Thursday, April 25, 2013

The Wallflower that dances on tabletops

My goodness was today a good day. The sun is shining, my schedule is packed, and I am abstinent from binging and purging!!! What more could a girl in recovery ask for?!?! I think part of my serene mood is coming from the fact that I actually got some solid sleep last night. I took a target sleep aid before going to bed, and drifted right off to sleep at around 11pm. I woke up at 2:30 to pee, but was able to get right back to sleep. I woke up again at about 5ish and had more trouble lulling back off (until 5:40 when I feel back in to a deep sleep) and was "Up and Atem" at 6am this morning... READY TO GO!!! I got to school in PLENTY OF TIME and had a wonderful day of learning.

I was having a conversation with one of my good friends who also suffers from an ED. I'm not sure what prompted me to bring it up, but I asked her about her thoughts on permanent recovery. I really admire her, and respect her so I hold a very high regard for her wisdom and insight. Basically we found that we both feel that our ED's are something we are going to have to struggle with be conscious of for the rest of our lives, and that there is no true "cure" for our illness. However, we also do believe recovery is possible (depending on how you define it) and that not engaging in ED behaviors does create a more meaningful way of life.

We discussed how long we had been living with our ED and how long we had be "clean".. and it was at that moment that I realized that in the last 46 days... I have managed to only throw up twice!!! This may not sound like a big deal, but if I was still engaging in my sickness I would have thrown up somewhere between 50 and 80 times. I don't know about you guys... but that sounds like progress to me ;)

In the afternoon I went to a lecture called on the Neurobiology of Eating Disorders. It really focused on the etiological factors of eating disorders and the effects of learned fear responses and anxiety on the development and stabalization of Eating Disorders. I found it really interesting and took away some "nuggets" of info

1. The act of starvation/restricting makes food the most important thing in life
2. We can tend to view restricting as a sign of strength and moral character
3. The feelings of abnormality or that "something is wrong with me" originated at a really young age. For it, it stems back to when my father and mother divorced and his and my relationship became strained
4. We are programmed NOT to starve, so when we do, our body begins to compensate by doing very bizarre things
5. The feared consequence goes of an eating disorder goes beyond the fear of gaining weight, but it is more or less about what we are afraid of once we gain the weight
(For me, this is that people will think that I am disgusting and not want to be around me. I am afraid that I willl be alone and unloved if I gain weight.I'll write more about this later)

The most important thing I took away from the lecture was a quote that the lecturer said:

"The bulimic is a Wallflower that dances on tabletops" - Norman Kim, Ph.D.

I don't know exactly how to describe what this means... but when he said it, I felt as though he was saying it directly to me!!! I feel like I try so hard to not stand out, but be the center of attention with everything I do. I want to blend in perfectly, but be noticed and appreciated my others... its a very bizarre combination of needs and wants.
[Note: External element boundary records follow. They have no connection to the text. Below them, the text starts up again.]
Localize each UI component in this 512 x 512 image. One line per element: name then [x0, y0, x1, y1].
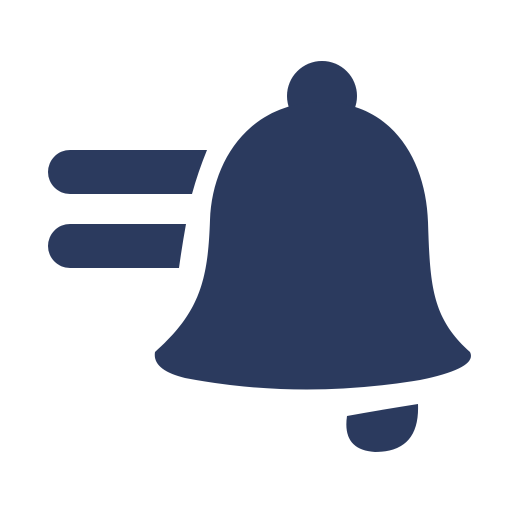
motion-line-top: [48, 150, 207, 194]
motion-line-bottom: [48, 224, 186, 268]
icon-canvas: [0, 0, 512, 512]
notification-bell-icon: [48, 61, 471, 452]
bell-clapper: [346, 404, 419, 452]
bell-body: [154, 102, 471, 390]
After this lecture, everything went down hill for me today. I felt so insanely full, and uncomfortable and all I wanted to do was either poop, run or throw up to get rid of the horrible knot in my stomach. I spent the rest of the afternoon irritable, agitated and pissed off at everything. I even created an "Irritated Inventory" while I was on my run. It looked something like this:
I'm irritated that:
- I have made my life unmanageable
- That I have a boyfriend who takes 24 hours to respond to my texts
- That I have to compete with everyone
- That this damn process has to take so long
- That I spend the majority of my day thinking about food
- That people in the Lifeline Sampler have found recovery and are abstinent
- That I am so aware of my maladaptive behaviors that using them for comfort wouldn't be comforting at all
- I'm irritated that I cant just figure this shit out

This could go on for a while... but I think you get the point. The best part, is that this is one of the best runs I have EVER had off of a treadmill!

Split
Time
Distance
Avg Pace
Summary38:13.54.708:08
18:18.71.008:19
28:12.71.008:13
37:51.21.007:51
48:08.31.008:08
55:42.50.708:1
Do you see that dark blue line.... that would be a sub 8 minute mile. There's a really good story behind this. So, I'm running, and all of a sudden this guy comes out of nowhere and starts passing me. I had been running a pretty good pace up until then, so I saw this as a challenge... CHALLENGE ACCEPTED!!! he was running SUPER fast and it was actually really difficult for me to keep up with him, but I had accepted a challenge, I couldn't back down! So I kept at it, and eventually he dropped out of the race (that he didn't know he was running). I looked down at my watch and saw this for my lap time and about died!!!! That is suuuper effing fast. 

I wish I could say I was proud... but I have still just been in a sad place all evening. I'm not sure what to do. I really want to binge, but I know it wont help. I'm going to try and go to sleep and hopefully I can wake up in the morning feeling better.